Russia claims it may have killed Islamic State leader al-Baghdadi

Key Points
  • Russia's Defense Ministry claimed on Friday it had killed the Islamic State leader, Ibrahim abu Bakr al-Baghdadi, as well as up to 330 other fighters with an air strike on Raqqa at the end of May.
  • The claim has not yet been verified.
Russia claims it may have killed Islamic State leader al-Baghdadi
Russia claims it may have killed Islamic State leader al-Baghdadi

The Russian Defense Ministry believes the leader of the Islamic State militant group, Ibrahim abu Bakr al-Baghdadi, may have been killed by one of its air strikes on the Syrian city of Raqqa.

The ministry said Baghdadi and as many as 330 other fighters had been killed as a result of an air strike on the city at the end of May.

"According to the information that is being checked via various channels, Ibrahim abu Bakr al-Baghdadi, the leader of ISIS was at the conference and was liquidated by the strike," Russia's Defense Ministry said via a Facebook post, according to a translation.

The claim has not yet been verified.

Despite several previous reports of Baghdadi's death, the statement from Moscow's Defense Ministry is the first time Russia has reported the killing of the IS leader.

The ministry said an air strike killed 30 field commanders and up to 300 militants during an ISIS "meeting council" on May 28, near to the southern outskirts of Raqqa.
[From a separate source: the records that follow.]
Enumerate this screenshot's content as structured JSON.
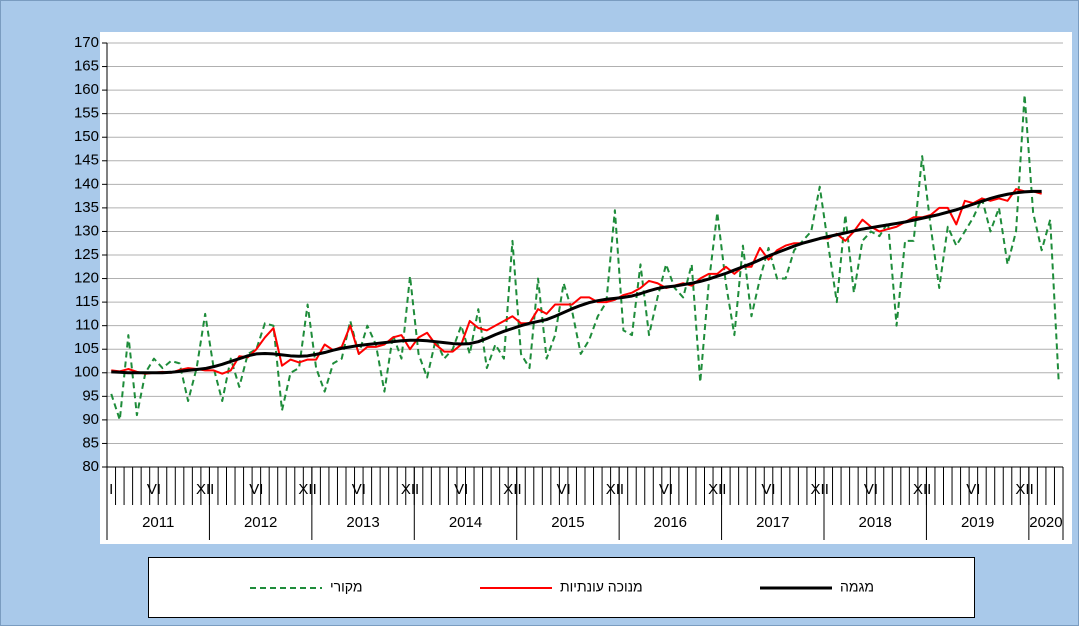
{
  "chart_data": {
    "type": "line",
    "categories": [
      "I",
      null,
      null,
      null,
      null,
      "VI",
      null,
      null,
      null,
      null,
      null,
      "XII",
      null,
      null,
      null,
      null,
      null,
      "VI",
      null,
      null,
      null,
      null,
      null,
      "XII",
      null,
      null,
      null,
      null,
      null,
      "VI",
      null,
      null,
      null,
      null,
      null,
      "XII",
      null,
      null,
      null,
      null,
      null,
      "VI",
      null,
      null,
      null,
      null,
      null,
      "XII",
      null,
      null,
      null,
      null,
      null,
      "VI",
      null,
      null,
      null,
      null,
      null,
      "XII",
      null,
      null,
      null,
      null,
      null,
      "VI",
      null,
      null,
      null,
      null,
      null,
      "XII",
      null,
      null,
      null,
      null,
      null,
      "VI",
      null,
      null,
      null,
      null,
      null,
      "XII",
      null,
      null,
      null,
      null,
      null,
      "VI",
      null,
      null,
      null,
      null,
      null,
      "XII",
      null,
      null,
      null,
      null,
      null,
      "VI",
      null,
      null,
      null,
      null,
      null,
      "XII",
      null,
      null,
      null,
      null
    ],
    "x_groups": [
      "2011",
      "2012",
      "2013",
      "2014",
      "2015",
      "2016",
      "2017",
      "2018",
      "2019",
      "2020"
    ],
    "series": [
      {
        "name": "מקורי",
        "color": "#1e8c3a",
        "dash": true,
        "values": [
          95.5,
          90,
          108,
          91,
          100,
          103,
          101,
          102.5,
          102,
          94,
          101,
          112.5,
          101,
          94,
          103,
          97,
          104,
          105,
          110.5,
          110,
          92,
          100,
          101,
          114.5,
          101,
          96,
          102,
          103,
          111,
          104,
          110,
          106,
          96,
          108,
          103,
          120.5,
          104,
          99,
          107,
          103,
          105,
          110,
          104,
          113.5,
          101,
          106,
          103,
          128,
          104,
          101,
          120,
          103,
          108,
          119,
          113,
          104,
          107,
          112,
          115,
          134.5,
          109,
          108,
          123,
          108,
          116,
          123,
          118,
          116,
          123,
          98,
          119,
          134,
          119,
          108,
          127,
          112,
          120,
          126.5,
          120,
          120,
          126,
          128,
          130,
          139.5,
          127,
          115,
          133.5,
          117,
          128,
          130,
          129,
          132,
          110,
          128,
          128,
          146,
          131,
          118,
          131,
          127,
          130,
          133,
          137,
          130,
          135,
          123,
          130,
          159,
          134,
          126,
          132.5,
          98
        ]
      },
      {
        "name": "מנוכה עונתיות",
        "color": "#ff0000",
        "dash": false,
        "values": [
          100.5,
          100.3,
          100.8,
          100.2,
          99.8,
          100,
          100.2,
          100,
          100.6,
          101,
          100.8,
          100.5,
          100.5,
          99.8,
          100.5,
          103.5,
          103.3,
          105,
          107.5,
          109.5,
          101.5,
          102.8,
          102.2,
          102.8,
          102.8,
          106,
          104.8,
          105.5,
          110,
          104,
          105.5,
          105.5,
          106,
          107.5,
          108,
          105,
          107.5,
          108.5,
          106,
          104.5,
          104.5,
          106,
          111,
          109.5,
          109,
          110,
          111,
          112,
          110.5,
          110.5,
          113.5,
          112.5,
          114.5,
          114.5,
          114.5,
          116,
          116,
          115,
          115,
          115.5,
          116.5,
          117,
          118,
          119.5,
          119,
          118,
          118.5,
          119,
          118.5,
          120,
          121,
          121,
          122.5,
          121,
          122.5,
          122.5,
          126.5,
          124,
          126,
          127,
          127.5,
          127.5,
          128,
          128.5,
          128.5,
          129.5,
          128,
          130,
          132.5,
          131,
          130,
          130.5,
          131,
          132,
          133,
          133,
          133.5,
          135,
          135,
          131.5,
          136.5,
          136,
          137,
          136.5,
          137,
          136.5,
          139,
          138.5,
          138.5,
          138,
          null,
          null
        ]
      },
      {
        "name": "מגמה",
        "color": "#000000",
        "dash": false,
        "values": [
          100.2,
          100.1,
          100,
          100,
          100,
          100,
          100,
          100.1,
          100.3,
          100.5,
          100.7,
          100.9,
          101.3,
          101.8,
          102.4,
          103,
          103.6,
          104,
          104.1,
          104,
          103.8,
          103.6,
          103.5,
          103.6,
          103.9,
          104.3,
          104.8,
          105.2,
          105.5,
          105.8,
          106,
          106.2,
          106.4,
          106.6,
          106.8,
          106.9,
          106.9,
          106.8,
          106.6,
          106.4,
          106.2,
          106.1,
          106.2,
          106.6,
          107.3,
          108.1,
          108.8,
          109.4,
          110,
          110.5,
          110.9,
          111.3,
          112,
          112.8,
          113.6,
          114.3,
          114.9,
          115.3,
          115.6,
          115.8,
          116,
          116.3,
          116.8,
          117.4,
          117.9,
          118.2,
          118.4,
          118.7,
          119,
          119.4,
          119.9,
          120.5,
          121.1,
          121.8,
          122.5,
          123.2,
          124,
          124.8,
          125.5,
          126.2,
          126.9,
          127.5,
          128,
          128.5,
          128.9,
          129.3,
          129.7,
          130.1,
          130.5,
          130.8,
          131.1,
          131.4,
          131.7,
          132,
          132.4,
          132.8,
          133.2,
          133.6,
          134.1,
          134.6,
          135.2,
          135.8,
          136.4,
          137,
          137.5,
          137.9,
          138.2,
          138.4,
          138.5,
          138.5,
          null,
          null
        ]
      }
    ],
    "ylim": [
      80,
      170
    ],
    "yticks": [
      80,
      85,
      90,
      95,
      100,
      105,
      110,
      115,
      120,
      125,
      130,
      135,
      140,
      145,
      150,
      155,
      160,
      165,
      170
    ],
    "grid": true
  }
}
Islamic State's de facto capital, Raqqa, in Syria is reportedly surrounded to the north, east and west by approaching rebel and Kurdish forces, supported by the U.S.-led coalition.

The Russian Defense Ministry said they had informed Washington of the strike. Colonel John Dorrian, a spokesperson for the U.S.-led coalition told the BBC he had not been able to confirm whether Baghdadi had been killed.
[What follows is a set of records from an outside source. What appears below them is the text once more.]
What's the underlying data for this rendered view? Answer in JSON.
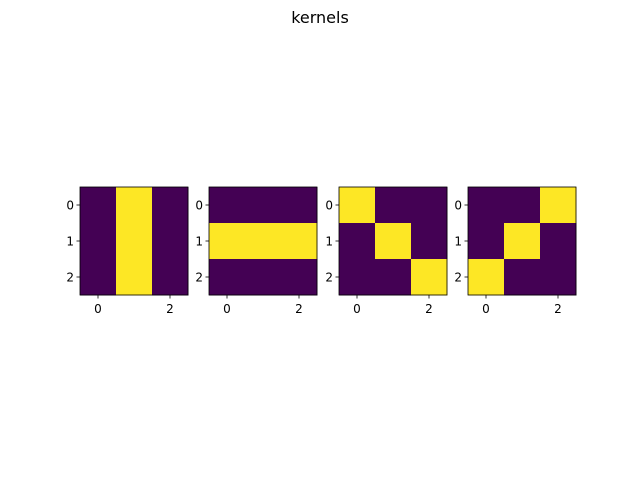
{
  "figure": {
    "title": "kernels"
  },
  "colors": {
    "low": "#440154",
    "high": "#fde725",
    "axis": "#000000",
    "background": "#ffffff"
  },
  "chart_data": [
    {
      "type": "heatmap",
      "colormap": "viridis",
      "matrix": [
        [
          0,
          1,
          0
        ],
        [
          0,
          1,
          0
        ],
        [
          0,
          1,
          0
        ]
      ],
      "x_ticks": [
        "0",
        "2"
      ],
      "y_ticks": [
        "0",
        "1",
        "2"
      ]
    },
    {
      "type": "heatmap",
      "colormap": "viridis",
      "matrix": [
        [
          0,
          0,
          0
        ],
        [
          1,
          1,
          1
        ],
        [
          0,
          0,
          0
        ]
      ],
      "x_ticks": [
        "0",
        "2"
      ],
      "y_ticks": [
        "0",
        "1",
        "2"
      ]
    },
    {
      "type": "heatmap",
      "colormap": "viridis",
      "matrix": [
        [
          1,
          0,
          0
        ],
        [
          0,
          1,
          0
        ],
        [
          0,
          0,
          1
        ]
      ],
      "x_ticks": [
        "0",
        "2"
      ],
      "y_ticks": [
        "0",
        "1",
        "2"
      ]
    },
    {
      "type": "heatmap",
      "colormap": "viridis",
      "matrix": [
        [
          0,
          0,
          1
        ],
        [
          0,
          1,
          0
        ],
        [
          1,
          0,
          0
        ]
      ],
      "x_ticks": [
        "0",
        "2"
      ],
      "y_ticks": [
        "0",
        "1",
        "2"
      ]
    }
  ]
}
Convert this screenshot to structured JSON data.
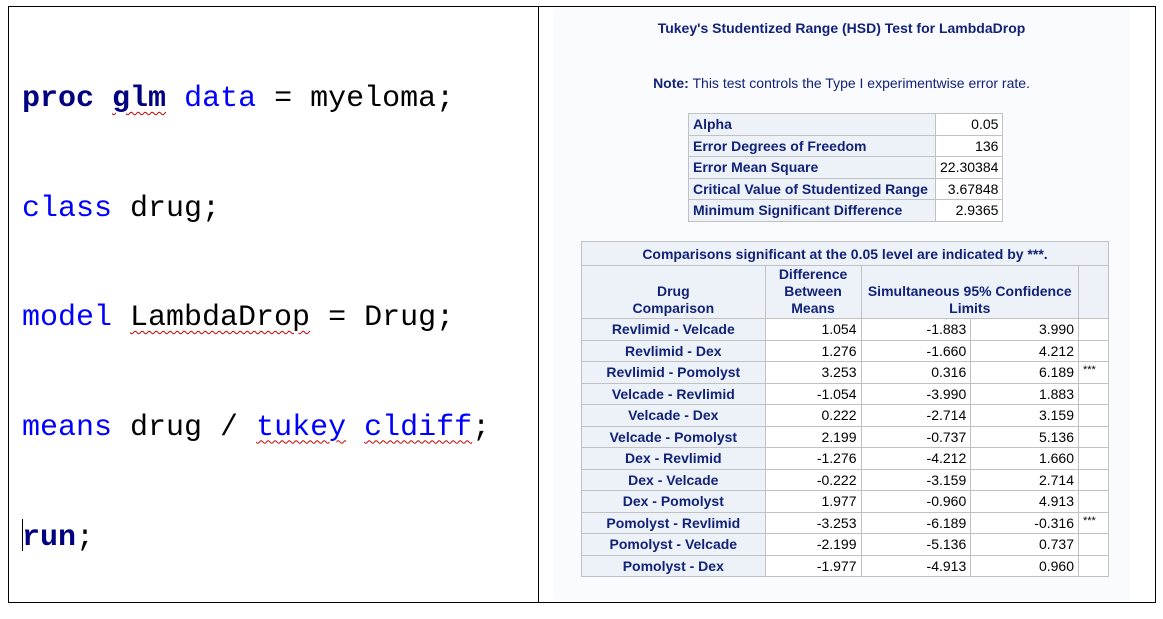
{
  "code": {
    "line1": {
      "kw1": "proc",
      "kw2": "glm",
      "kw3": "data",
      "rest": "= myeloma;"
    },
    "line2": {
      "kw": "class",
      "rest": "drug;"
    },
    "line3": {
      "kw": "model",
      "mid": "LambdaDrop",
      "rest": "= Drug;"
    },
    "line4": {
      "kw": "means",
      "mid": "drug /",
      "kw2": "tukey",
      "kw3": "cldiff",
      "rest": ";"
    },
    "line5": {
      "kw": "run",
      "rest": ";"
    }
  },
  "output": {
    "title": "Tukey's Studentized Range (HSD) Test for LambdaDrop",
    "note_label": "Note:",
    "note_text": "This test controls the Type I experimentwise error rate.",
    "stats": [
      {
        "label": "Alpha",
        "value": "0.05"
      },
      {
        "label": "Error Degrees of Freedom",
        "value": "136"
      },
      {
        "label": "Error Mean Square",
        "value": "22.30384"
      },
      {
        "label": "Critical Value of Studentized Range",
        "value": "3.67848"
      },
      {
        "label": "Minimum Significant Difference",
        "value": "2.9365"
      }
    ],
    "comparisons": {
      "caption": "Comparisons significant at the 0.05 level are indicated by ***.",
      "col_comparison": [
        "Drug",
        "Comparison"
      ],
      "col_difference": [
        "Difference",
        "Between",
        "Means"
      ],
      "col_limits": [
        "Simultaneous 95% Confidence",
        "Limits"
      ],
      "rows": [
        {
          "comparison": "Revlimid - Velcade",
          "diff": "1.054",
          "lower": "-1.883",
          "upper": "3.990",
          "sig": ""
        },
        {
          "comparison": "Revlimid - Dex",
          "diff": "1.276",
          "lower": "-1.660",
          "upper": "4.212",
          "sig": ""
        },
        {
          "comparison": "Revlimid - Pomolyst",
          "diff": "3.253",
          "lower": "0.316",
          "upper": "6.189",
          "sig": "***"
        },
        {
          "comparison": "Velcade - Revlimid",
          "diff": "-1.054",
          "lower": "-3.990",
          "upper": "1.883",
          "sig": ""
        },
        {
          "comparison": "Velcade - Dex",
          "diff": "0.222",
          "lower": "-2.714",
          "upper": "3.159",
          "sig": ""
        },
        {
          "comparison": "Velcade - Pomolyst",
          "diff": "2.199",
          "lower": "-0.737",
          "upper": "5.136",
          "sig": ""
        },
        {
          "comparison": "Dex - Revlimid",
          "diff": "-1.276",
          "lower": "-4.212",
          "upper": "1.660",
          "sig": ""
        },
        {
          "comparison": "Dex - Velcade",
          "diff": "-0.222",
          "lower": "-3.159",
          "upper": "2.714",
          "sig": ""
        },
        {
          "comparison": "Dex - Pomolyst",
          "diff": "1.977",
          "lower": "-0.960",
          "upper": "4.913",
          "sig": ""
        },
        {
          "comparison": "Pomolyst - Revlimid",
          "diff": "-3.253",
          "lower": "-6.189",
          "upper": "-0.316",
          "sig": "***"
        },
        {
          "comparison": "Pomolyst - Velcade",
          "diff": "-2.199",
          "lower": "-5.136",
          "upper": "0.737",
          "sig": ""
        },
        {
          "comparison": "Pomolyst - Dex",
          "diff": "-1.977",
          "lower": "-4.913",
          "upper": "0.960",
          "sig": ""
        }
      ]
    }
  },
  "colors": {
    "sas_keyword_bold": "#000080",
    "sas_keyword": "#0000ff",
    "output_header_text": "#112277",
    "output_header_bg": "#edf2f9",
    "spell_squiggle": "#c00000"
  }
}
There has been no official comment from the Syrian government.

Baghdadi garnered international prominence in June 2014 when, in his only public appearance to date, he was shown delivering a sermon in Mosul after ISIS had taken control of the city.

Reuters had reported that Baghdadi was believed to be "hiding in thousands of square miles of desert" until recently.